6. Don’t Forget Capital Gains
If you sold shares, property, cryptocurrency, or any other capital asset during FY2025–26, you need to include the capital gain (or loss) in your return. Key points:
- Assets held for more than 12 months qualify for a 50% CGT discount (individuals and trusts).
- Capital losses in the same year offset capital gains before the discount applies.
- Prior-year carried forward capital losses can also reduce this year’s gains.
- Crypto is treated as property, not currency — every disposal is a CGT event.
7. Common Mistakes to Avoid
Lodging too early. Wait until late July for pre-fill data to populate fully.
Overclaiming personal expenses. The ATO uses data analytics to detect inflated or unusual claims. Only claim what you genuinely spent for work.
Forgetting bank interest. Even a small savings account generates assessable interest that must be declared.
Missing crypto transactions. The ATO receives data from exchanges. If you bought, sold, or swapped crypto, it needs to be reported.
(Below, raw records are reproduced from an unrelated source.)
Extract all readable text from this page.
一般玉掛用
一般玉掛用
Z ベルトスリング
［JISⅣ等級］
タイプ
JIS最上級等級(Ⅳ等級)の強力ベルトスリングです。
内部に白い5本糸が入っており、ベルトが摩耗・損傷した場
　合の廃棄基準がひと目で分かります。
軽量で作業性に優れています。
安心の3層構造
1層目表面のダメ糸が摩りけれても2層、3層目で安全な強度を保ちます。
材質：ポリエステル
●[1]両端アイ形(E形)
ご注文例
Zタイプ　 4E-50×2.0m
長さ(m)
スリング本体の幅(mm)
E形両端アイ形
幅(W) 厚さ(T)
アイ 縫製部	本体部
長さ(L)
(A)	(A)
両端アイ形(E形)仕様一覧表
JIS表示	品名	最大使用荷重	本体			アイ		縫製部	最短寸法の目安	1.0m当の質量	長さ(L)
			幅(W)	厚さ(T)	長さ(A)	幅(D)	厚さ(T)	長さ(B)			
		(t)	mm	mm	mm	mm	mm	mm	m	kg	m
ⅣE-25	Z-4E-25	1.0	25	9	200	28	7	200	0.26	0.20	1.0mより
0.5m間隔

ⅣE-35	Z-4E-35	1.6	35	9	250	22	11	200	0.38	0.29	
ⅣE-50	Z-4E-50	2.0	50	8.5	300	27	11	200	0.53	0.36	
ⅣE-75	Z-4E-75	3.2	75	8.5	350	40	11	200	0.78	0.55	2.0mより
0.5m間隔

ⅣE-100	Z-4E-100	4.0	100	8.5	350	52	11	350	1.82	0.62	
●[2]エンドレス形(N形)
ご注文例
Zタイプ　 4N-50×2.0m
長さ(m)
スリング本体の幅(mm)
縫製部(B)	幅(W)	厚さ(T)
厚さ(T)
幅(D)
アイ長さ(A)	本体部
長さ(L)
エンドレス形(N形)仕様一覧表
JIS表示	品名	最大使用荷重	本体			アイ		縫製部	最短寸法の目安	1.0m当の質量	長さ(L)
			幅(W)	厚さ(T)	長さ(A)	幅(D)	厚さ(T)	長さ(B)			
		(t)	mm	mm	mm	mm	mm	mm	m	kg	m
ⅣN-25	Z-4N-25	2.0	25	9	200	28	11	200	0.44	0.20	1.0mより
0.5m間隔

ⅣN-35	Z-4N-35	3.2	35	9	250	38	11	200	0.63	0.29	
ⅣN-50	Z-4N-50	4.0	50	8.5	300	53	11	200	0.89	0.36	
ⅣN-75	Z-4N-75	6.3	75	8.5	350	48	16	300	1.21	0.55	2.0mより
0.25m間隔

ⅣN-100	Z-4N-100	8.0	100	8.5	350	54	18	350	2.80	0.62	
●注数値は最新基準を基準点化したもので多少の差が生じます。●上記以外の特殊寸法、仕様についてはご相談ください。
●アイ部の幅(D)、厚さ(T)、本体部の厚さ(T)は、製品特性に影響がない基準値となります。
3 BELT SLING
Neglecting prior-year losses. Check whether you have carry-forward capital losses or prior-year business losses you can offset against this year’s income.
Not lodging at all. Failure to lodge carries significant penalties. If you’re worried about a tax debt, it’s still better to lodge and arrange a payment plan than to ignore it.
8. Should You Use a Tax Agent?
A registered tax agent can save you time, find deductions you might miss, and provide peace of mind that your return is compliant. The cost of their fee is itself tax-deductible in the following year. If you have a complex return — multiple income streams, a business, rental properties, investments, or a significant CGT event — professional advice is well worth the investment.
Final Thought
Tax time doesn’t need to be stressful. The key is preparation: gather your records, understand what’s changed for FY2025–26, and take your time. Whether you’re lodging yourself via myTax or working with a registered agent, a well-prepared return means a more accurate outcome — and the best possible refund.
This article is intended as general information only and does not constitute financial or tax advice. For advice specific to your circumstances, consult a registered tax agent or financial adviser.